Henry, Provincial Health Officer and recipient of the 2021 Friend of Pharmacy Award, said pharmacists have been crucial to protecting British Columbians during this pandemic.
“I am really humbled and grateful, and have been a strong supporter of pharmacists as immunizers as an important part of our program across B.C. and across Canada for many, many years,” Henry said. “We first started having pharmacists as immunizers in 2009, during the influenza pandemic, and it has been such a really important role in our communities across the province.”
Throughout the pandemic, community pharmacists in B.C. have supported British Columbians as immunizers, advice providers, stewards of essential medications, and as crucial access points to health-care, Henry said.
“When we think about pharmacies, it’s a community-neighbourhood thing. People go in and get advice, they build relationships with their local pharmacists, and that’s really important in supporting people, especially when many medical offices were closed for a period of time,” Henry said.
Henry said pharmacists have been crucial to protecting British Columbians during this pandemic.
Looking ahead, as the world watches the pandemic’s development, Henry said she will need the help of pharmacists as B.C. prepares to protect its most vulnerable through third-dose and booster vaccine campaigns.
“We’re going to be relying on you even more come the New Year. The role that pharmacists will play in being able to deliver booster doses is going to be so, so important,” Henry said.
“Your role in immunization is incredibly important, not only in pharmacies, but also going into long term care homes, supporting our elders and seniors, with influenza, with pneumococcal, with zoster. The range of support that pharmacists can play as immunizers, in the pharmacy and also in other settings, really extends our ability to protect people.”
Henry said pharmacists have administered the majority of influenza vaccines for British Columbians, in addition to participating in public health clinics, and have been increasing their confidence in the role of immunizers.
“There’s a lot of strengths in pharmacists across the province, and I know it’s going to be a challenge,” Henry said. “The challenge, I think, will be more logistical and operational in making sure we get the right information, that you have a system for getting people through your pharmacy while still being able to do the other pharmacy work, but I am sure we will be up to that.
“As people get on board with the system and we get vaccines out, I think it will increase the comfort level, and that is going to be something that will be a legacy for us from this pandemic, of how we can have many immunizers across this province and the important role pharmacists will play in that.”
Vance, Association CEO, said pharmacists are ready.
“Dr. Henry was there when pharmacists were first granted injection authority in 2009. She has seen the success. She saw what happened when there was a measles outbreak a few years ago, and how quickly that pharmacists could respond to that,” Vance said.

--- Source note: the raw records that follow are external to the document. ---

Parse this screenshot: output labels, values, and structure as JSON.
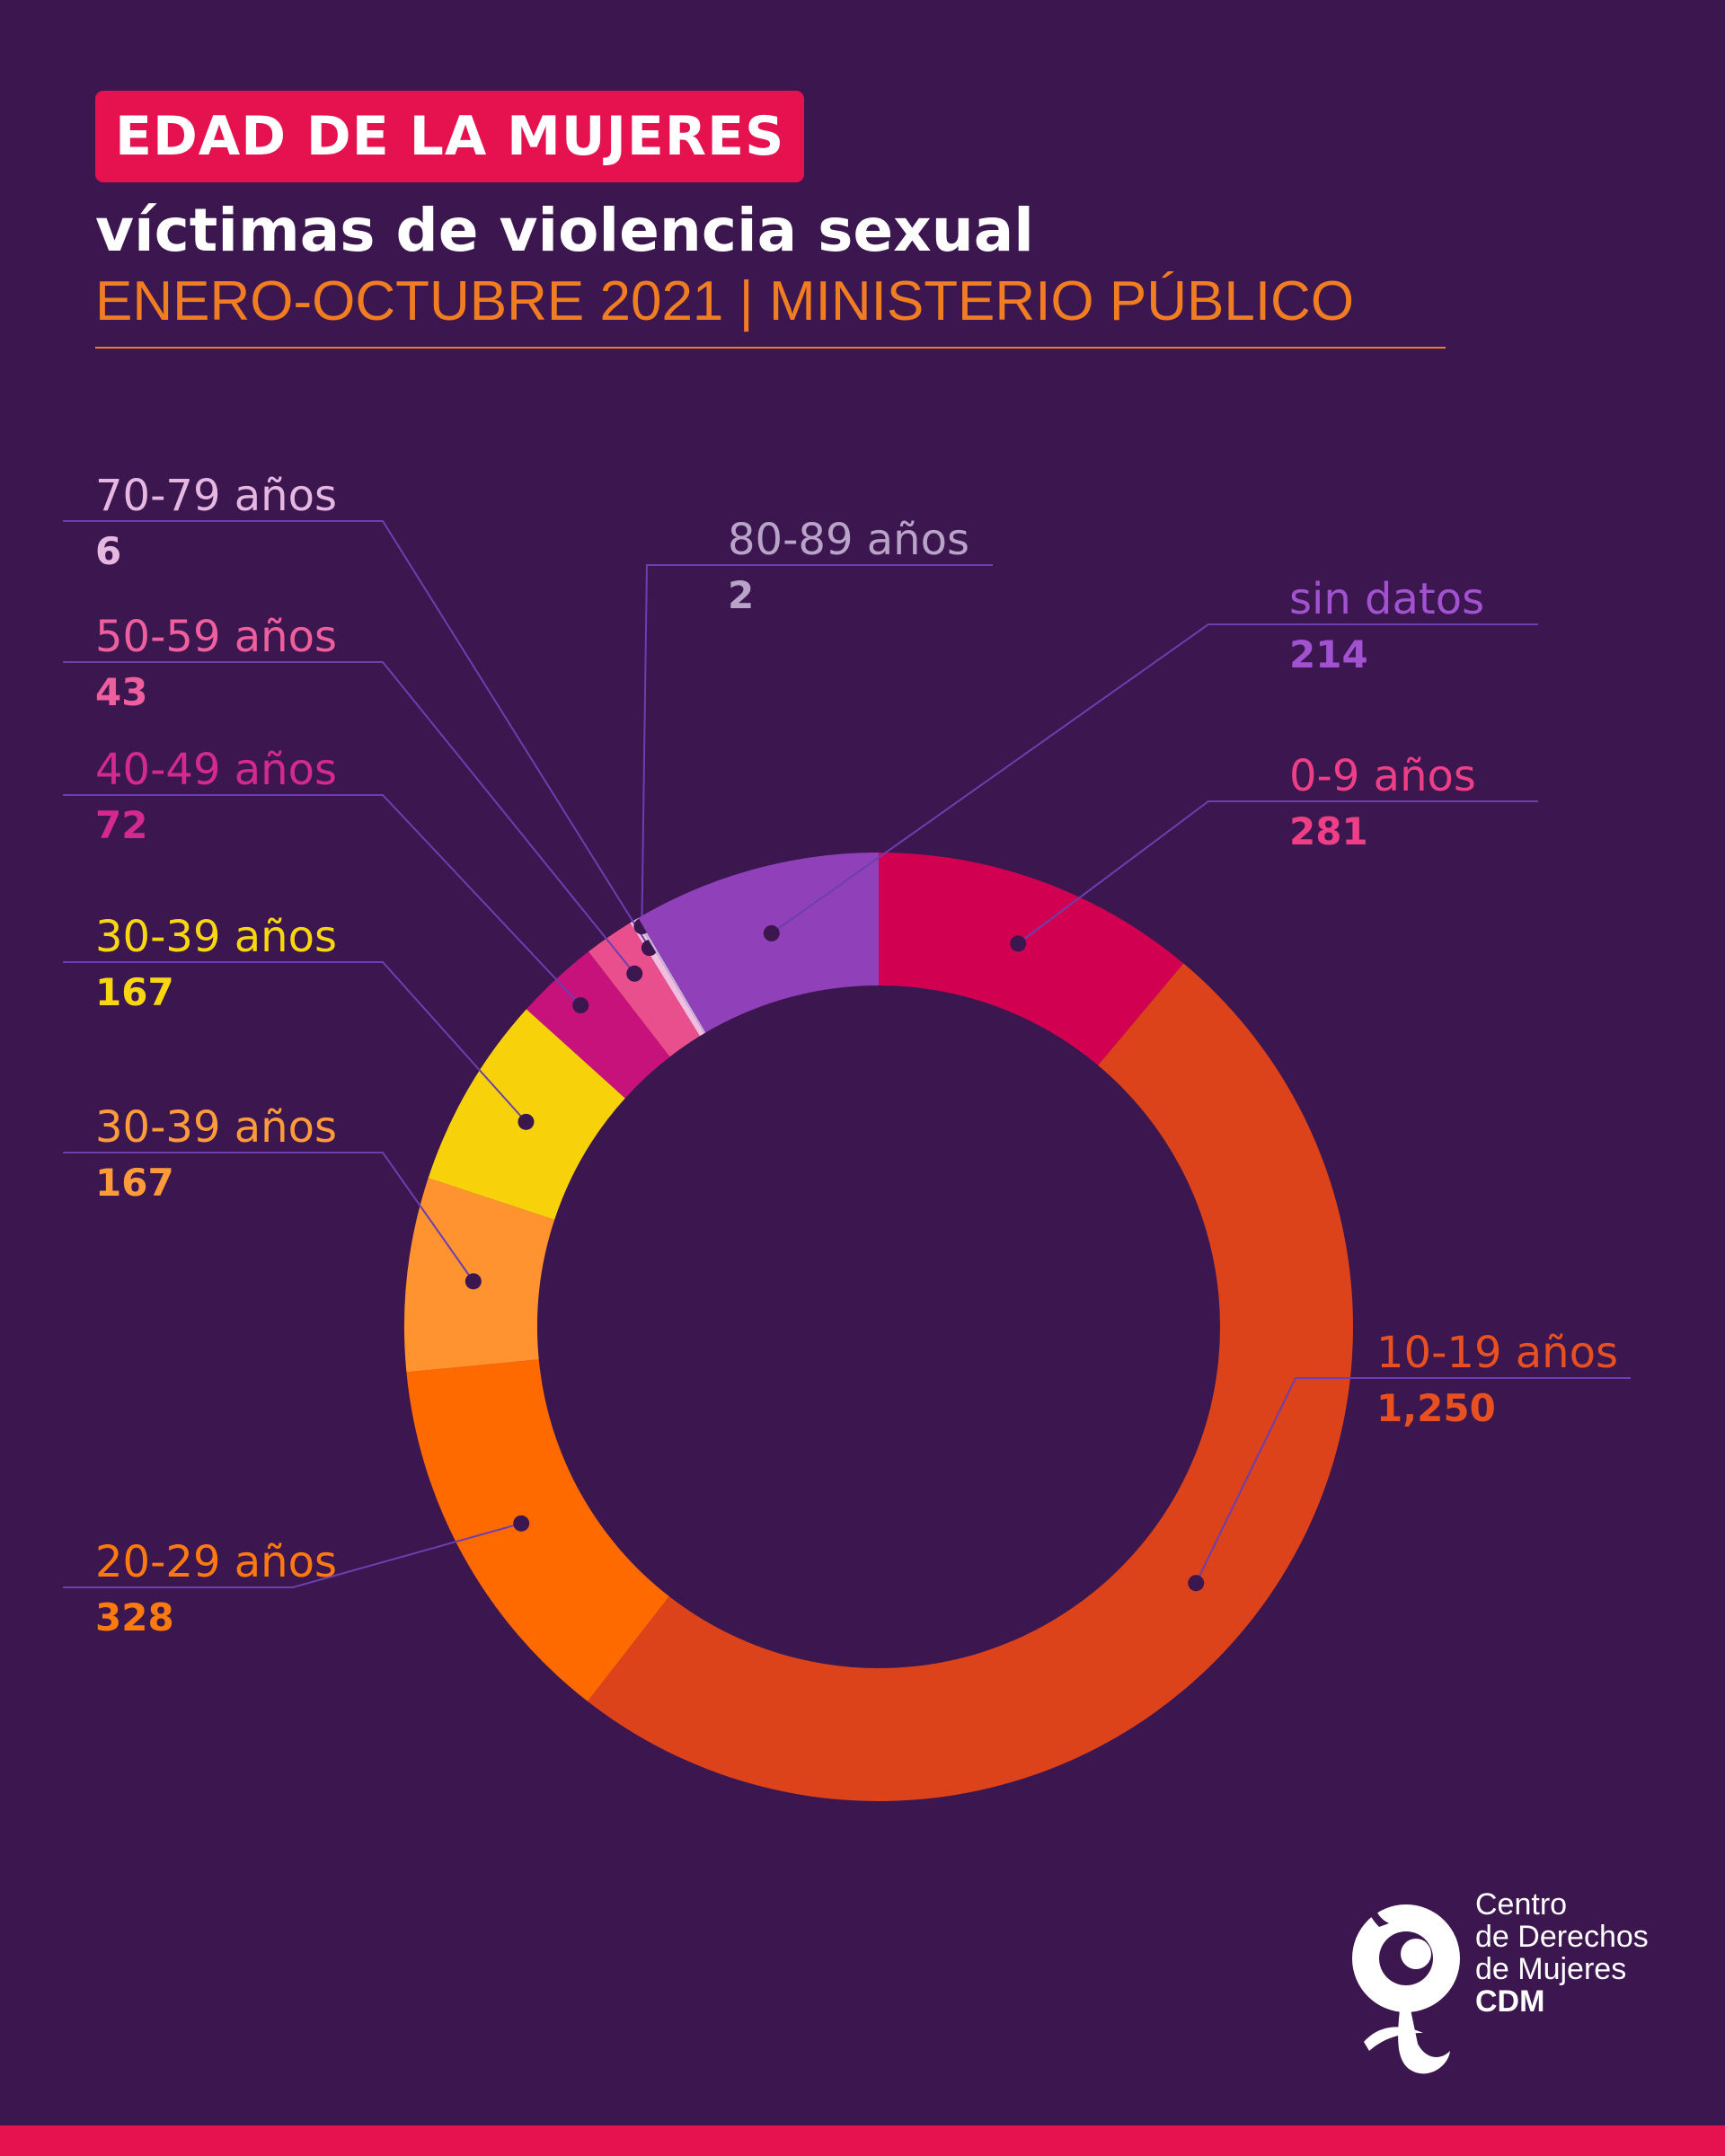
{
  "header": {
    "badge": "EDAD DE LA MUJERES",
    "subtitle": "víctimas de violencia sexual",
    "source": "ENERO-OCTUBRE 2021 | MINISTERIO PÚBLICO"
  },
  "chart_data": {
    "type": "pie",
    "variant": "donut",
    "title": "EDAD DE LA MUJERES",
    "series": [
      {
        "slices": [
          {
            "label": "0-9 años",
            "value": 281,
            "value_text": "281",
            "color": "#d10051",
            "text_color": "#ee3f86"
          },
          {
            "label": "10-19 años",
            "value": 1250,
            "value_text": "1,250",
            "color": "#dc431b",
            "text_color": "#e8501f"
          },
          {
            "label": "20-29 años",
            "value": 328,
            "value_text": "328",
            "color": "#ff6a00",
            "text_color": "#ff7a0e"
          },
          {
            "label": "30-39 años",
            "value": 167,
            "value_text": "167",
            "color": "#ff9330",
            "text_color": "#ff9b3a"
          },
          {
            "label": "30-39 años",
            "value": 167,
            "value_text": "167",
            "color": "#f7d20a",
            "text_color": "#f9d710"
          },
          {
            "label": "40-49 años",
            "value": 72,
            "value_text": "72",
            "color": "#c8127b",
            "text_color": "#d42a8d"
          },
          {
            "label": "50-59 años",
            "value": 43,
            "value_text": "43",
            "color": "#e94f8d",
            "text_color": "#ef5f9d"
          },
          {
            "label": "70-79 años",
            "value": 6,
            "value_text": "6",
            "color": "#f2bde0",
            "text_color": "#e6b7e1"
          },
          {
            "label": "80-89 años",
            "value": 2,
            "value_text": "2",
            "color": "#c8b4d8",
            "text_color": "#b9a3c9"
          },
          {
            "label": "sin datos",
            "value": 214,
            "value_text": "214",
            "color": "#9040b8",
            "text_color": "#a251d1"
          }
        ]
      }
    ]
  },
  "logo": {
    "line1": "Centro",
    "line2": "de Derechos",
    "line3": "de Mujeres",
    "line4": "CDM"
  }
}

“She is certainly very aware of the capacity that pharmacists have. I think in many ways, my experience with pharmacists is that they have a similar approach to Dr. Henry: Stay calm. We're just going to plough through this and we'll get it done.”
Just like how pharmacists stepped up in March to help with administering AstraZeneca vaccines, Janda said pharmacists are ready to mobilize, and quickly too.
“We mobilized within four days. I think that really speaks volumes to the confidence that Dr. Henry had in our profession to come to us,” Janda said.
“This is now extended to the booster program as well.”